Islamabad: a National Commission will be set up to protect religious minorities
Islamabad (AsiaNews) - After a year of continued delays and postponements, the Pakistani government and opposition parties have agreed to set up a formal body to protect minorities and promote inter-faith harmony.
The new entity will be the National Commission for Minorities and should include ten members from different religious backgrounds: four Muslims, two Christians, two Hindus, a Parsi and a Sikh.
On 7 June, the Supreme Court of Pakistan issued a ruling, requiring the government and the main state institutions to take concrete measures to ensure minority rights.

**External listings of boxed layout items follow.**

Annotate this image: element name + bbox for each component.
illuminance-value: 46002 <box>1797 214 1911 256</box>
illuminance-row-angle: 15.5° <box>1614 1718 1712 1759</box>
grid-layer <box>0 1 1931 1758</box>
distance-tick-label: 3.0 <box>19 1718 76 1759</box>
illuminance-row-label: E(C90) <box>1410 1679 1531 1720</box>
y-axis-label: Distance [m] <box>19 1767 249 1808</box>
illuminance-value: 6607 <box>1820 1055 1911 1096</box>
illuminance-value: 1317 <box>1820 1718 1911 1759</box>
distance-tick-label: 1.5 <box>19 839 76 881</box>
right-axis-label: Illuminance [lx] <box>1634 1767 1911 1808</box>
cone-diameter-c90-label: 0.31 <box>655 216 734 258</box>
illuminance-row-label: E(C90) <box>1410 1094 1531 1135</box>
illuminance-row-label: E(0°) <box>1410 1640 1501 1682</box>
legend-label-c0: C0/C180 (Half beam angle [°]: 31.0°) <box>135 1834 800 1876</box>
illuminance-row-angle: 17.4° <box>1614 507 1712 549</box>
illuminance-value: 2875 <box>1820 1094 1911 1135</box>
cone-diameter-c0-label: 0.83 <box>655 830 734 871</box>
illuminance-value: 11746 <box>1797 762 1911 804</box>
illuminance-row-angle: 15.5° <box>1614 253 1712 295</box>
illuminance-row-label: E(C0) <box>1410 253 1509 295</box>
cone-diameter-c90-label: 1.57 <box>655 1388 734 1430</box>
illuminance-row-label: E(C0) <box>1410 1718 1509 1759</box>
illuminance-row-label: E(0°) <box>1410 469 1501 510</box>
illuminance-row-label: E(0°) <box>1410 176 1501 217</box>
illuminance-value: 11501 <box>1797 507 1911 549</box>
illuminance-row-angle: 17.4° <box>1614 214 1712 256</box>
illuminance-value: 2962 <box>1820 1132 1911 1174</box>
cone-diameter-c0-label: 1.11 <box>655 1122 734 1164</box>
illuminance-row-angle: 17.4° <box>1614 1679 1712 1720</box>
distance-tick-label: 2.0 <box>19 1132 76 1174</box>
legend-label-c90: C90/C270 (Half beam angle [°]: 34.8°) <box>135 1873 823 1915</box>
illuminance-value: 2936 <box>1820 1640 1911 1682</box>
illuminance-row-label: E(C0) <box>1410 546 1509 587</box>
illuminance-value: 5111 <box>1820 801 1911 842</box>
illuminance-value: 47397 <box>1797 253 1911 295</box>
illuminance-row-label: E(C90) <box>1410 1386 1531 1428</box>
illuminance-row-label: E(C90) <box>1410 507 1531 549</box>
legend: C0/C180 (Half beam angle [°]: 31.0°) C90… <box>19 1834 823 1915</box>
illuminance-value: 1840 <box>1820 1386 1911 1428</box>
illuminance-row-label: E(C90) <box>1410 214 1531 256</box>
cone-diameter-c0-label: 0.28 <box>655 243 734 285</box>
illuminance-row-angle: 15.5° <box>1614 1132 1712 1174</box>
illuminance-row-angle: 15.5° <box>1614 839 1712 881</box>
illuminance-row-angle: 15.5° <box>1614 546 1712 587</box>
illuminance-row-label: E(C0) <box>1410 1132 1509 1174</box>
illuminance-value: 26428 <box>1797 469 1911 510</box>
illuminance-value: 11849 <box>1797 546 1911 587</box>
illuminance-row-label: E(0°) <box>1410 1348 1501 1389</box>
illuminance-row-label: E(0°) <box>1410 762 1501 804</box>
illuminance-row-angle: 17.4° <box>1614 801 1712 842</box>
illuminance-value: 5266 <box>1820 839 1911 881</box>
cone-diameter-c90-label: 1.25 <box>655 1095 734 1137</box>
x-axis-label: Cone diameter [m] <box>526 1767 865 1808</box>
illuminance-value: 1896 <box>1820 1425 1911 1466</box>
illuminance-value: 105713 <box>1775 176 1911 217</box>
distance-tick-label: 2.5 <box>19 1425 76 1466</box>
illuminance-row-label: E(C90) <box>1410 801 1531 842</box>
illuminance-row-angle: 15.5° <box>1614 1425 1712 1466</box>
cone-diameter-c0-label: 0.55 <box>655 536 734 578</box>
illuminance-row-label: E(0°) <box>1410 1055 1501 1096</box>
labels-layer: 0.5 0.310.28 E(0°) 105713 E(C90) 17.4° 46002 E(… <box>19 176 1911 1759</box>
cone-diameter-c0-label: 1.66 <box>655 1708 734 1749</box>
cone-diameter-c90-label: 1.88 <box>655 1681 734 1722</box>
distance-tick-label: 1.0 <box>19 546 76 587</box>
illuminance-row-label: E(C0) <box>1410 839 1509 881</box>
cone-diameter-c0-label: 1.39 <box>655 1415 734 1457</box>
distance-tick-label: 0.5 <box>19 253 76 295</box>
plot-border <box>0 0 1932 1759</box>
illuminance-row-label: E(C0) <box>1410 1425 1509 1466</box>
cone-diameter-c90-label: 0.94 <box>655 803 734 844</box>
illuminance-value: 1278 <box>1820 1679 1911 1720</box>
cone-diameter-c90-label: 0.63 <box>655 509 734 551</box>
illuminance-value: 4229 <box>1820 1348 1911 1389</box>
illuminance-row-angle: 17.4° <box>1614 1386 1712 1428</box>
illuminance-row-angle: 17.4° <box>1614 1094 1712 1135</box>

"Mere textual pledges in the constitution, though important, are not enough to ensure that those rights would be honoured in practice," read the 32-page judgment authored by Chief Justice Tassaduq Hussain Jillani.
As a Christian delegation met with a group of lawmakers in Islamabad this morning, they welcomed the decision to set up the new commission.
Christian leader Rizwan Paul, who attended the meeting, is pleased with the government's decision to "be serious" about the difficult issue of protecting minorities.
For Muslim human rights activist Aqeel Syed Mehdi, this is an "encouraging sign" for minorities, who now enjoy in all respects the "right to representation."
Fr Arif George, from the Archdiocese of Lahore, agrees. "This is a step forward in terms of security," he said.
"I hope and pray," he added, that the commission will be "able to work in an effective way" so that the country will be "as its founder Ali Jinnah imagined it" in his famous speech to Parliament of 1947, namely a land of pluralism and religious freedom as well as a secular state with equal rights for Muslims, Christians, Sikhs, Hindus, etc.
With a population of more than 180 million people (97 per cent Muslim), Pakistan is the sixth most populous country in the world, the second largest Muslim nation after Indonesia.
Almost 80 per cent of Muslims are Sunni, whilst Shias are 20 per cent. Hindus are 1.85 per cent, followed by Christians (1.6 per cent) and Sikhs (0.04 per cent).
Violence against ethnic and religious minorities is commonplace across the country, with Shia Muslims and Christians as the main target, with things getting worse.